To establish transverse nature of electromagnetic waves ,we will establish that $\overrightarrow{E }and \overrightarrow{B}$ are perpendicular to the direction of the wave propagation.
  If the rectangular parallelopiped does not enclose any charge ,the total electric flux across it must be zero,according to gauss's law i.e.

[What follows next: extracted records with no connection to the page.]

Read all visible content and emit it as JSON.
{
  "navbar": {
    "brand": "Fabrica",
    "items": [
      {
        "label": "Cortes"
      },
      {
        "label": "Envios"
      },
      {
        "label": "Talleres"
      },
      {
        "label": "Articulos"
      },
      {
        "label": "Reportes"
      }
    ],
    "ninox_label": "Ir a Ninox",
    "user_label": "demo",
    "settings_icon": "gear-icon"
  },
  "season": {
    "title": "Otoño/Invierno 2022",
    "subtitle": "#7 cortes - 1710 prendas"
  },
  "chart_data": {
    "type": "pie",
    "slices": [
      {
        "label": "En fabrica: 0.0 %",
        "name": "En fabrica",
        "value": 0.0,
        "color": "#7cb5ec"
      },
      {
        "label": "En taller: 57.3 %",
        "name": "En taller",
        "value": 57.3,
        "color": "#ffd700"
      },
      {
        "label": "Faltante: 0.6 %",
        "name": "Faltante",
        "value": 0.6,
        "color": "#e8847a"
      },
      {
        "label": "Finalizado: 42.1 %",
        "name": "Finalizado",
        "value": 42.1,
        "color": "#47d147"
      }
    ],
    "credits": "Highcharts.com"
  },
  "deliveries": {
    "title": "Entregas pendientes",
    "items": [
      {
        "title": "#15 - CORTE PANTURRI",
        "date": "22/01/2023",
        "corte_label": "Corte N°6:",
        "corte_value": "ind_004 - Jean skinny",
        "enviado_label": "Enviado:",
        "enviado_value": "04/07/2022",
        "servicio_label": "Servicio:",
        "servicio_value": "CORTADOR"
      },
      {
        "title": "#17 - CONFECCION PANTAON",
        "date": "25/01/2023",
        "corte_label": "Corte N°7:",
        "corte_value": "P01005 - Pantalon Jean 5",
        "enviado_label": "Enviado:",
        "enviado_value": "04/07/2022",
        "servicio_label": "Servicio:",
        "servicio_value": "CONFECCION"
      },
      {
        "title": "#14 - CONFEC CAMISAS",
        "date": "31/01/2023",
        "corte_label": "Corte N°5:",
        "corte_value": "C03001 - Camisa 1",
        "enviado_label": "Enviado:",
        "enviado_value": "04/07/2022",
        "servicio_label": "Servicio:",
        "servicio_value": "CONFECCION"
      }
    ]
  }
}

  $$\begin{gathered} \oint \overrightarrow{E}.d\overrightarrow{s}=0 \\ or \left({\int }_{ABCD}\overrightarrow{E}.d\overrightarrow{s}+{\int }_{OGFE}\overrightarrow{E}.d\overrightarrow{s}\right)+ \left({\int }_{BGFC}\overrightarrow{E}.d\overrightarrow{s}+{\int }_{OEDA}\overrightarrow{E}.d\overrightarrow{s}\right)+ \left({\int }_{DCFE}\overrightarrow{E}.d\overrightarrow{s}+{\int }_{OABG}\overrightarrow{E}.d\overrightarrow{s}\right)=0 \\ Since \overrightarrow{E} does not depend on y and z,therefore ,the contribution to the total flux coming from the faces \\ normal to y and z axes will cancel out in pairs i.e. \\ \left({\int }_{BGFC}\overrightarrow{E}.d\overrightarrow{s}+{\int }_{OEDA}\overrightarrow{E}.d\overrightarrow{s}\right)=0 \\ and \left({\int }_{DCFE}\overrightarrow{E}.d\overrightarrow{s}+{\int }_{OABG}\overrightarrow{E}.d\overrightarrow{s}\right)=0 \\ From the above equations, we have \\ \left({\int }_{ABCD}\overrightarrow{E}.d\overrightarrow{s}+{\int }_{OGFE}\overrightarrow{E}.d\overrightarrow{s}\right)=0 \\ If E_x and E_x\text{'} are the values of x-components of electric field on face ABCD and OGFE respectively. \\ S be the area of each of the faces ,then \\ {\int }_{ABCD}\overrightarrow{E}.d\overrightarrow{s}=E_{x}S \\ and {\int }_{OGFE}\overrightarrow{E}.d\overrightarrow{s}=-E_x\text{'}S \\ Negative sign arises due to opposite direction \\ {E}_{x}S-E_x\text{'}S=0 or \left(E_x-E_x\text{'}\right)S=0 \\ {E}_{x}S=E_x\text{'}S \end{gathered}$$
Since S is not equal to zero E_x and E_x ' predicts that the field is static .But a static field cannot propagate a wave of finite wavelength,therefore,E_x- E_x ' =0 i.e. no component of the electric field is parallel to the direction of the wave propagation . It means, the electric field is perpendicular to the direction of propagation of electromagnetic wave.
This shows transverse nature of EM wave.